Reps will not be prosecuted for their speech, yet control much of the company’s destiny regarding industry-physician relationships.
FDA Position on Off-Label Evidence is Overly Limiting and Unclear
Geoffrey Levitt of Pfizer agrees with Klasmeier that the FDA limits important First Amendment speech. The FDA prohibits companies from speaking to any uses of their drugs that do not fall within loosely defined safe harbors. They require compliance with the “substantial evidence doctrine,” which requires two adequate and well-controlled clinical studies. This rigid view denies other types of evidence a company may have to support an off-label use, such as “observational studies, post-hoc studies, meta-analysis, or comparative effectiveness data.”

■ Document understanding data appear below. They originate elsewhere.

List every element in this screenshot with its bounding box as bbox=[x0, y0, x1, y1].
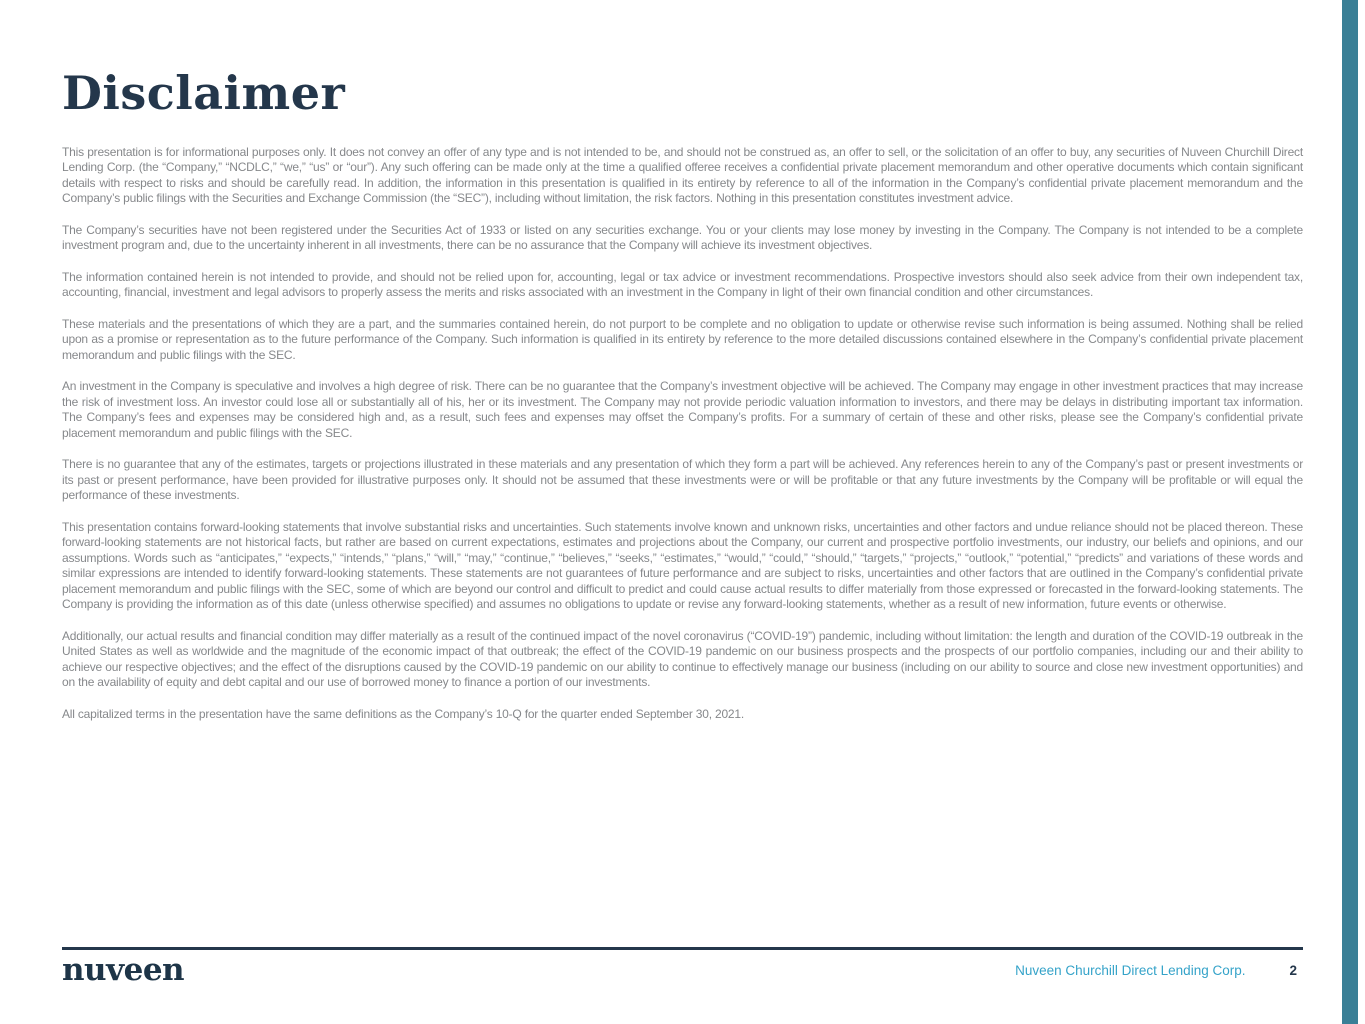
disclaimer-paragraph: There is no guarantee that any of the estimates, targets or projections illustrated in these materials and any presentation of which they form a part will be achieved. Any references herein to any of the Company’s past or present investments or its past or present performance, have been provided for illustrative purposes only. It should not be assumed that these investments were or will be profitable or that any future investments by the Company will be profitable or will equal the performance of these investments. bbox=[62, 457, 1303, 503]
disclaimer-paragraph: These materials and the presentations of which they are a part, and the summaries contained herein, do not purport to be complete and no obligation to update or otherwise revise such information is being assumed. Nothing shall be relied upon as a promise or representation as to the future performance of the Company. Such information is qualified in its entirety by reference to the more detailed discussions contained elsewhere in the Company’s confidential private placement memorandum and public filings with the SEC. bbox=[62, 316, 1303, 362]
disclaimer-paragraph: The information contained herein is not intended to provide, and should not be relied upon for, accounting, legal or tax advice or investment recommendations. Prospective investors should also seek advice from their own independent tax, accounting, financial, investment and legal advisors to properly assess the merits and risks associated with an investment in the Company in light of their own financial condition and other circumstances. bbox=[62, 269, 1303, 300]
footer-company-name: Nuveen Churchill Direct Lending Corp. bbox=[1015, 963, 1246, 979]
footer-right-group bbox=[1015, 963, 1303, 978]
disclaimer-paragraph: All capitalized terms in the presentation have the same definitions as the Company’s 10-Q for the quarter ended September 30, 2021. bbox=[62, 706, 744, 721]
footer bbox=[62, 952, 1303, 989]
footer-divider bbox=[62, 947, 1303, 950]
slide-content bbox=[62, 0, 1303, 738]
page-title: Disclaimer bbox=[62, 66, 346, 120]
disclaimer-paragraph: An investment in the Company is speculative and involves a high degree of risk. There can be no guarantee that the Company’s investment objective will be achieved. The Company may engage in other investment practices that may increase the risk of investment loss. An investor could lose all or substantially all of his, her or its investment. The Company may not provide periodic valuation information to investors, and there may be delays in distributing important tax information. The Company’s fees and expenses may be considered high and, as a result, such fees and expenses may offset the Company’s profits. For a summary of certain of these and other risks, please see the Company’s confidential private placement memorandum and public filings with the SEC. bbox=[62, 379, 1303, 440]
disclaimer-paragraph: This presentation contains forward-looking statements that involve substantial risks and uncertainties. Such statements involve known and unknown risks, uncertainties and other factors and undue reliance should not be placed thereon. These forward-looking statements are not historical facts, but rather are based on current expectations, estimates and projections about the Company, our current and prospective portfolio investments, our industry, our beliefs and opinions, and our assumptions. Words such as “anticipates,” “expects,” “intends,” “plans,” “will,” “may,” “continue,” “believes,” “seeks,” “estimates,” “would,” “could,” “should,” “targets,” “projects,” “outlook,” “potential,” “predicts” and variations of these words and similar expressions are intended to identify forward-looking statements. These statements are not guarantees of future performance and are subject to risks, uncertainties and other factors that are outlined in the Company’s confidential private placement memorandum and public filings with the SEC, some of which are beyond our control and difficult to predict and could cause actual results to differ materially from those expressed or forecasted in the forward-looking statements. The Company is providing the information as of this date (unless otherwise specified) and assumes no obligations to update or revise any forward-looking statements, whether as a result of new information, future events or otherwise. bbox=[62, 519, 1303, 612]
right-accent-stripe bbox=[1342, 0, 1358, 1024]
disclaimer-paragraph: This presentation is for informational purposes only. It does not convey an offer of any type and is not intended to be, and should not be construed as, an offer to sell, or the solicitation of an offer to buy, any securities of Nuveen Churchill Direct Lending Corp. (the “Company,” “NCDLC,” “we,” “us” or “our”). Any such offering can be made only at the time a qualified offeree receives a confidential private placement memorandum and other operative documents which contain significant details with respect to risks and should be carefully read. In addition, the information in this presentation is qualified in its entirety by reference to all of the information in the Company’s confidential private placement memorandum and the Company’s public filings with the Securities and Exchange Commission (the “SEC”), including without limitation, the risk factors. Nothing in this presentation constitutes investment advice. bbox=[62, 144, 1303, 206]
disclaimer-paragraph: Additionally, our actual results and financial condition may differ materially as a result of the continued impact of the novel coronavirus (“COVID-19”) pandemic, including without limitation: the length and duration of the COVID-19 outbreak in the United States as well as worldwide and the magnitude of the economic impact of that outbreak; the effect of the COVID-19 pandemic on our business prospects and the prospects of our portfolio companies, including our and their ability to achieve our respective objectives; and the effect of the disruptions caused by the COVID-19 pandemic on our ability to continue to effectively manage our business (including on our ability to source and close new investment opportunities) and on the availability of equity and debt capital and our use of borrowed money to finance a portion of our investments. bbox=[62, 628, 1303, 690]
disclaimer-paragraphs bbox=[62, 145, 1303, 723]
page-number: 2 bbox=[1289, 963, 1297, 979]
nuveen-logo: nuveen bbox=[62, 952, 185, 988]
disclaimer-paragraph: The Company’s securities have not been registered under the Securities Act of 1933 or listed on any securities exchange. You or your clients may lose money by investing in the Company. The Company is not intended to be a complete investment program and, due to the uncertainty inherent in all investments, there can be no assurance that the Company will achieve its investment objectives. bbox=[62, 222, 1303, 253]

“The logic of Caronia…is that truthful and non-misleading speech should not be prohibited,” Levitt stated. However, “the FDA headed in the opposite direction and seems to be doubling down on rejection of these other types of data.” The FDA opinion, then, is that “we do not trust observational studies, post-hoc, and comparative analyses.”

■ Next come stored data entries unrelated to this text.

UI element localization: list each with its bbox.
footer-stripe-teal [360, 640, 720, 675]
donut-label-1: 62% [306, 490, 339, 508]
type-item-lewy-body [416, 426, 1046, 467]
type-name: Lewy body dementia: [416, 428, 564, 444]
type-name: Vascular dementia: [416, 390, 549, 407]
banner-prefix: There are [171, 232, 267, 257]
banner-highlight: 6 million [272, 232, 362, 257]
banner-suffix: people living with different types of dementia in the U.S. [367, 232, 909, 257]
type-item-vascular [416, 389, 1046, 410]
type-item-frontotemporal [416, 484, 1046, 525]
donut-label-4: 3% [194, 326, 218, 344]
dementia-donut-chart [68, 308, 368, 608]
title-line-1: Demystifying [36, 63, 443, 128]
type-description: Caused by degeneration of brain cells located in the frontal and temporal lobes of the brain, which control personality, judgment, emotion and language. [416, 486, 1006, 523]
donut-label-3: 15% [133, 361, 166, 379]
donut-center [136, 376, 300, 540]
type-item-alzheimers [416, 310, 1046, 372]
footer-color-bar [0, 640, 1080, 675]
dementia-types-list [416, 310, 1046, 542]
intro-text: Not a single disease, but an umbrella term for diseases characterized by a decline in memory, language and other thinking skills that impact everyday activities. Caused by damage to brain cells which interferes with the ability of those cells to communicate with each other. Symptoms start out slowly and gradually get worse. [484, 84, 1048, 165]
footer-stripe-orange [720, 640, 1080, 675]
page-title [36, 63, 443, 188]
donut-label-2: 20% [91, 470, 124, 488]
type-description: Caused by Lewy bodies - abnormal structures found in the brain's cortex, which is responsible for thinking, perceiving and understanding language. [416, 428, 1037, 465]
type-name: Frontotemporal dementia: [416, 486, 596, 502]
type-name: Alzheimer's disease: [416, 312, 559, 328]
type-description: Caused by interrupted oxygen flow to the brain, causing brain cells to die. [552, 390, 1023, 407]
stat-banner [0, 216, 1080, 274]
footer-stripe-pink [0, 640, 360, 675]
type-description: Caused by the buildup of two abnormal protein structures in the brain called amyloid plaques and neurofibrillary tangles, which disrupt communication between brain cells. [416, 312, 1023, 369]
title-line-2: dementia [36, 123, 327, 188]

Off-label cases dealing with fraud necessarily revolve around a concrete definition of a “false statement.” Coleen Klasmeier believes that in the scientific sphere, regulation should offer more breathing. “Right now the FDA picks a moment in time where the government wins because someone states the minority rule…Scientific conversation should is not amenable to one conversation.”
Levitt thinks a less rigid standard is appropriate given the First Amendment and, more importantly, public health concerns. He wants messages about medicines to be communicated truthfully with appropriate substantiation and disclaimers.

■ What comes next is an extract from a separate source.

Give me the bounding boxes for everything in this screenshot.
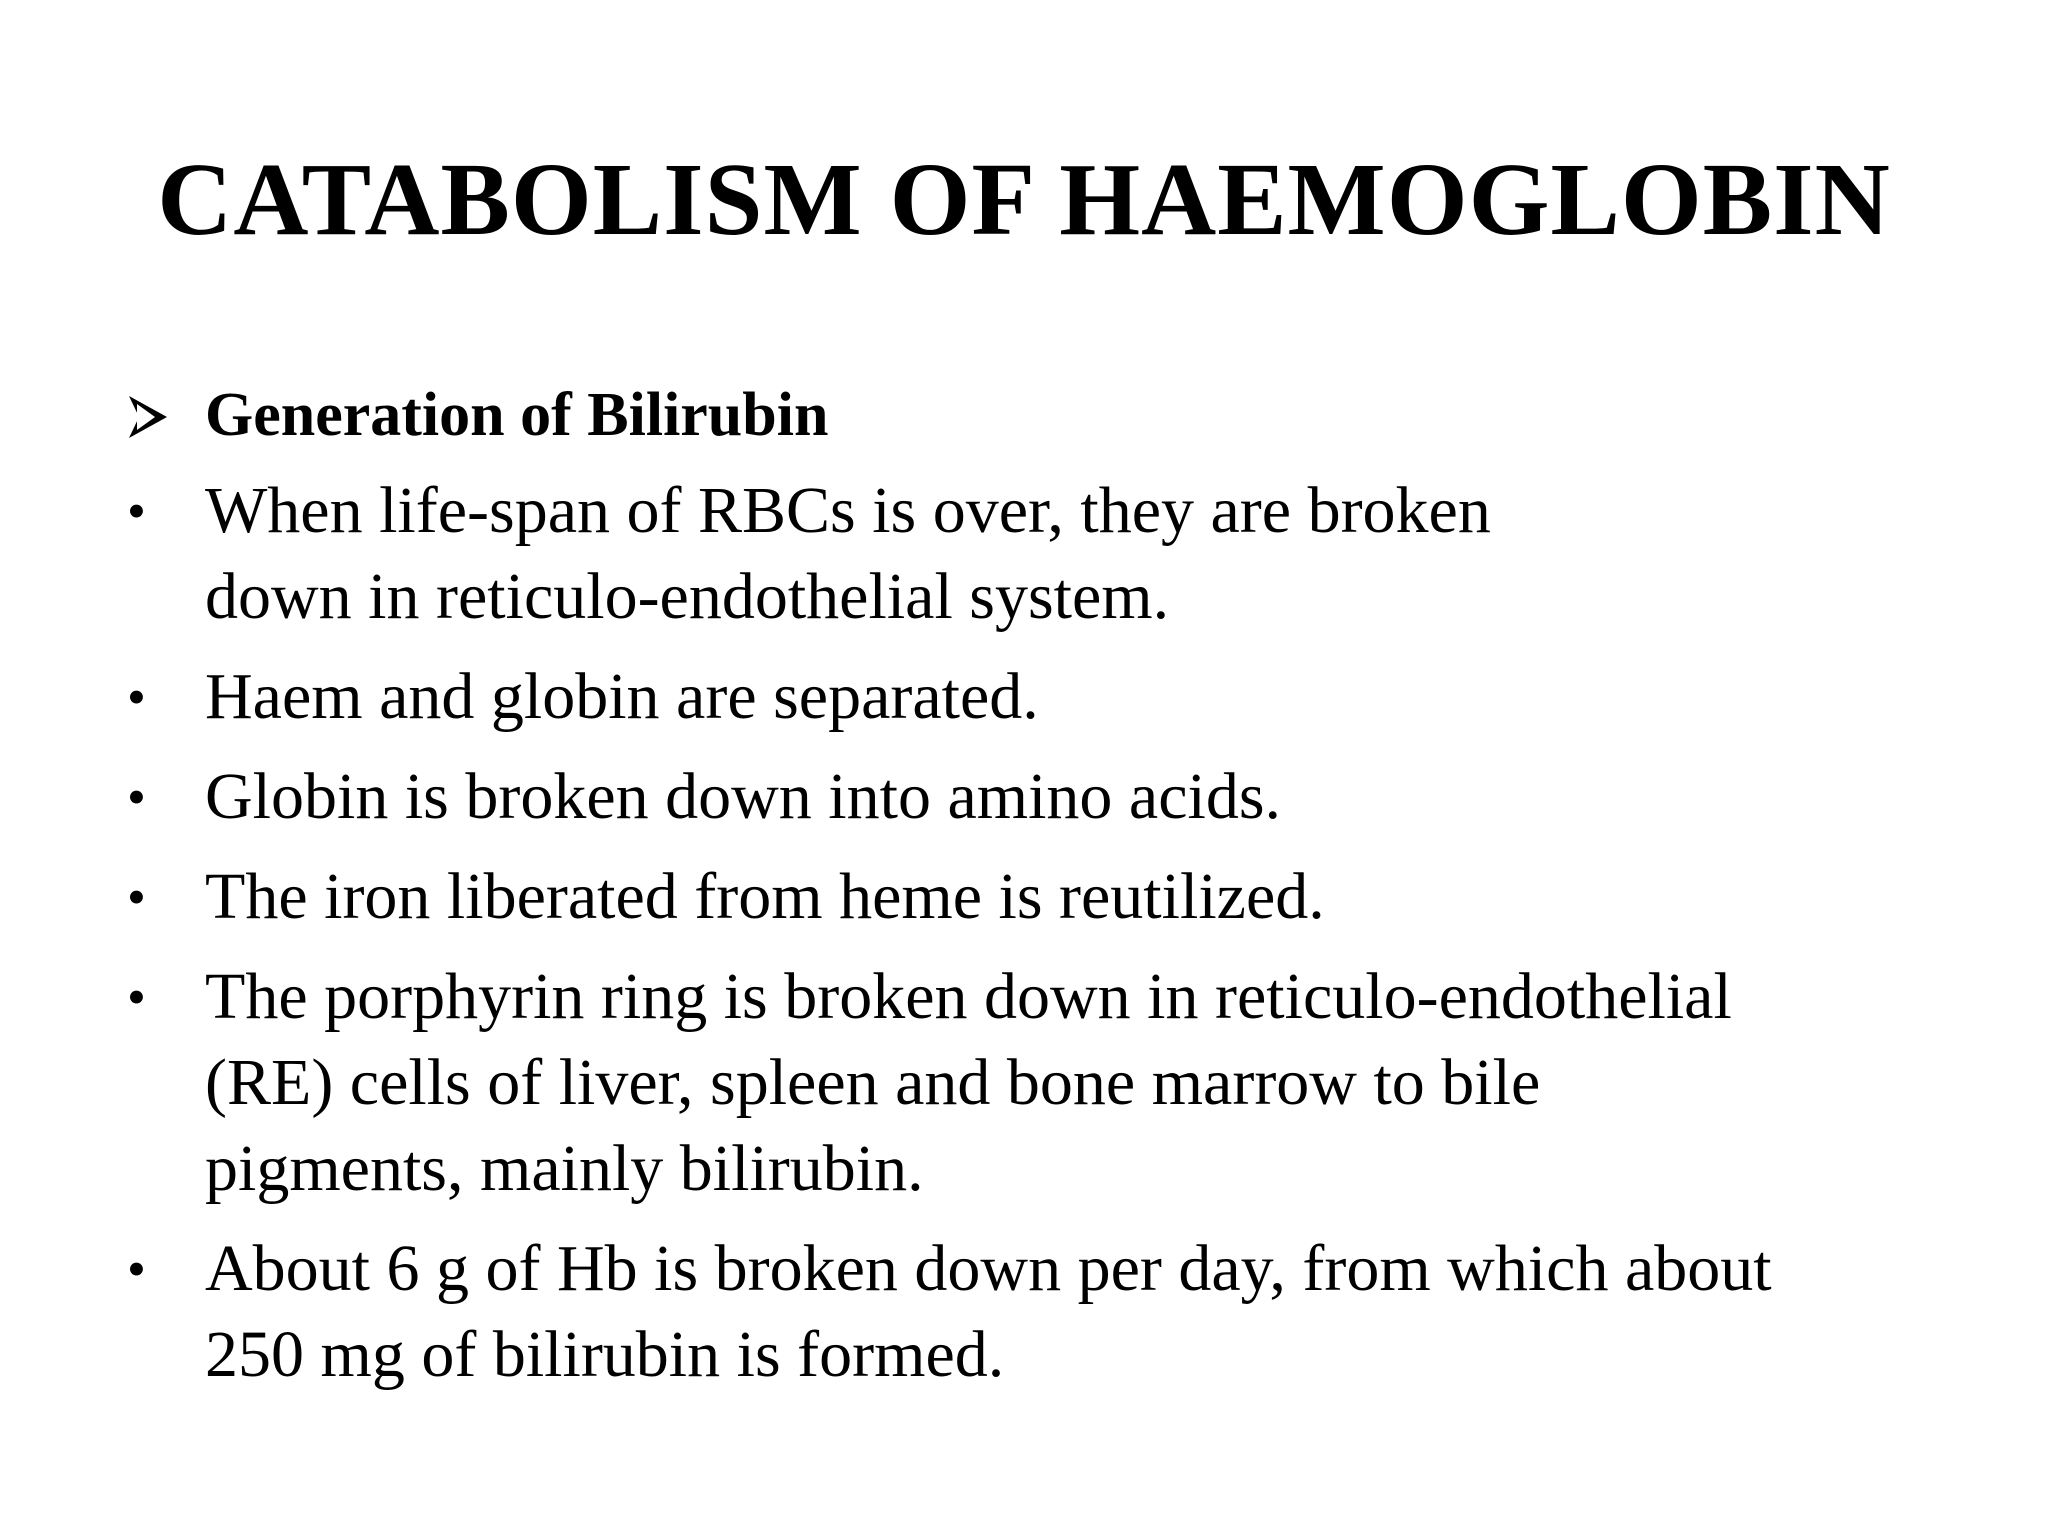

When Will FDA Expand its View on Promotion?
Klasmeier believes the most promising case for First Amendment off-label promotion rights revolves around the “asymmetry problem” within comparative effective research (CER). The future of healthcare treatment involves collaborations and sharing of information. However, right now “out of all the participants in the healthcare arena, manufacturers are uniquely disabled from commenting on CER issues because the regulations prohibit them from doing so.”
The presenters pondered “potentially the most appealing manifestation” where it would be hard for FDA to prosecute off-label speech. The case would be where a major drug store chain or pharmacy benefit organization comes out with analyses that purport to show that a manufacturer’s drug is less safe than a competitor, and the manufacturer has observational data, meta-data, and other data to refute that, but the manufacturer’s data does not rise to the substantial evidence standard. Thus, the manufacturer would be unable to us it. The panel note that this may be grounds for overturning the substantial evidence
Right now there exists a paradox where anyone can talk about the efficacy of a drug’s off-label use, except for the manufacturer—the actor with the most information about that drug. With the insights of the Caronia discussion in mind, it will be interesting to see both the FDA’s and the courts’ willingness to reconsider the off-label arena.